My testing is with 4 of [these] Amcrest 3 megapixel PTZ cameras.  I tried to keep all other variables static such as other processes running on the machine, but there are some things I couldn't really control such as me logging in with the mobile app.  It does appear the mobile app has very little impact to the performance of the machine, which is to be expected.  The numbers below are averages in some cases because it would be +/- 4% on the CPU at any given time.

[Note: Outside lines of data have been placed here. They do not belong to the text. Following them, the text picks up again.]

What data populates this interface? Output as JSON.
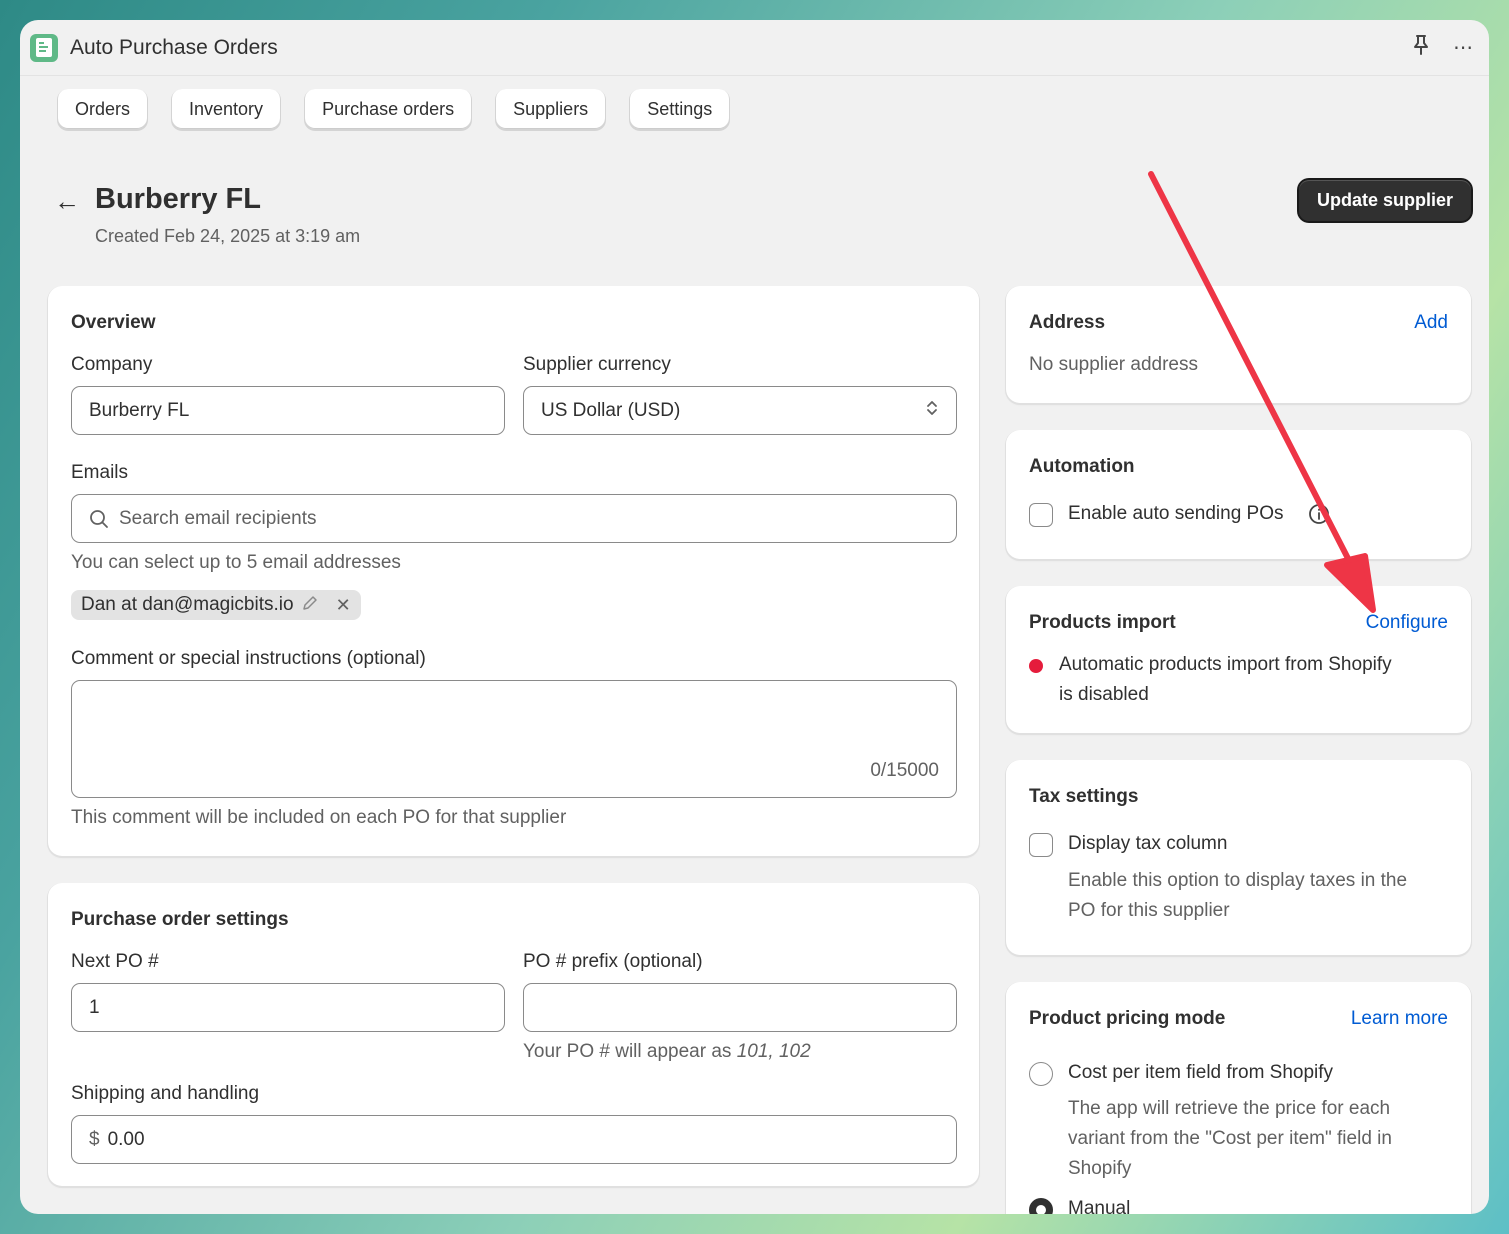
{
  "app": {
    "title": "Auto Purchase Orders",
    "more_icon": "⋯",
    "pin_icon": "⚲"
  },
  "nav": {
    "tabs": [
      "Orders",
      "Inventory",
      "Purchase orders",
      "Suppliers",
      "Settings"
    ]
  },
  "header": {
    "back_icon": "←",
    "title": "Burberry FL",
    "subtitle": "Created Feb 24, 2025 at 3:19 am",
    "primary_button": "Update supplier"
  },
  "overview": {
    "title": "Overview",
    "company_label": "Company",
    "company_value": "Burberry FL",
    "currency_label": "Supplier currency",
    "currency_value": "US Dollar (USD)",
    "emails_label": "Emails",
    "email_search_placeholder": "Search email recipients",
    "email_help": "You can select up to 5 email addresses",
    "email_chip": "Dan at dan@magicbits.io",
    "comment_label": "Comment or special instructions (optional)",
    "comment_counter": "0/15000",
    "comment_help": "This comment will be included on each PO for that supplier"
  },
  "po_settings": {
    "title": "Purchase order settings",
    "next_po_label": "Next PO #",
    "next_po_value": "1",
    "prefix_label": "PO # prefix (optional)",
    "prefix_help_prefix": "Your PO # will appear as ",
    "prefix_help_example": "101, 102",
    "shipping_label": "Shipping and handling",
    "shipping_currency": "$",
    "shipping_value": "0.00"
  },
  "address": {
    "title": "Address",
    "action": "Add",
    "empty_text": "No supplier address"
  },
  "automation": {
    "title": "Automation",
    "checkbox_label": "Enable auto sending POs"
  },
  "products_import": {
    "title": "Products import",
    "action": "Configure",
    "status_line1": "Automatic products import from Shopify",
    "status_line2": "is disabled",
    "status_color": "#e51c3c"
  },
  "tax": {
    "title": "Tax settings",
    "checkbox_label": "Display tax column",
    "help_line1": "Enable this option to display taxes in the",
    "help_line2": "PO for this supplier"
  },
  "pricing": {
    "title": "Product pricing mode",
    "action": "Learn more",
    "option1_label": "Cost per item field from Shopify",
    "option1_help1": "The app will retrieve the price for each",
    "option1_help2": "variant from the \"Cost per item\" field in",
    "option1_help3": "Shopify",
    "option2_label": "Manual"
  },
  "annotation": {
    "arrow_color": "#ee3546"
  }
}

When adding each of these cameras I took the default configuration.  In the case of Blue Iris, it appears to default the resolution to the max available with the camera, in this case 3MP or 2304x1296 @ 26fps.  For comparison testing I will be locking in these resolutions and frame rates to ZoneMinder as well.



So, here we go ...

Here are the results:

Camera Line-up
CPU on VM
CPU on Blue Iris
Memory
1 Cam no alerting, no recording
10.09%
7%
365MB
1 Cam alerting not recording
10.25%
7%
365MB
1 Cam recording
40%
33%
371MB
2 Cam no alerting, no recording
19%
15%
549MB
2 Cam alerting not recording
31%
26%
533MB
2 Cam, 1 recording
44%
39%
611MB
2 Cam, both recording
73%
69%
675MB
3 Cam no alerting, no recording
30%
22%
784MB
3 Cam alerting not recording
29%
26%
791MB
3 Cam, 1 recording
62%
57%
859MB
3 Cam, 2 recording
83%
76%
921MB
3 Cam, 3 recording
100%
99%
1.39GB
4 Cam, no alerting, no recording
50%
41%
1.01GB
4 Cam, alerting not recording
52%
49%
1.00GB
4 Cam, 1 recording
72%
68%
1.07GB
4 Cam, 2 recording (Blue Iris, FLAC on, with H.264)
94%
84%
1.13GB
    Blue Iris no FLAC with MJPG @ 70%

58%
1.16GB
    Blue Iris no FLAC with MJPG @ 30%

54%
1.16GBN
    Blue Iris FLAC on, Direct to Disk Recording

48%
1.01GB
    Blue Iris FLAC off, Direct to Disk Recording

38%
1.06GB
    Changed to WMV

100%
1.36GB
    Changed to MPEG

61%
1.16GB
    Changed to AVI

54%
1.14GB
4 Cam, 3 recording
100%
93%
1.19GB
4 Cam, 4 recording (Blue Iris, FLAC on, H.264)
100%
100%
5.32GB and climbing
    Blue Iris FLAC off, Direct to Disk Recording

49%
1.08GB

My findings:

First, the problem is not with Windows - there is approximately 5-7% CPU usage overhead with Windows in every scenario up to the CPU reaching 100%.  That's not to say there isn't more efficient usage of the CPU for video compression on a lighter operating system like Linux, but we may not be able to determine whether that is due to the operating system or NVR software.

Secondly, setting the cameras to alert and record motion doesn't seem to create much overhead - but obviously when they do start recording it is a big CPU impact just like when they are continuously recording.

Thirdly, memory only becomes an issue when CPU reaches 100%.  This seems logical, the memory needs to hold more information that is not yet processed by the CPU.  This gets really ugly, really quick - you don't want to run out of CPU!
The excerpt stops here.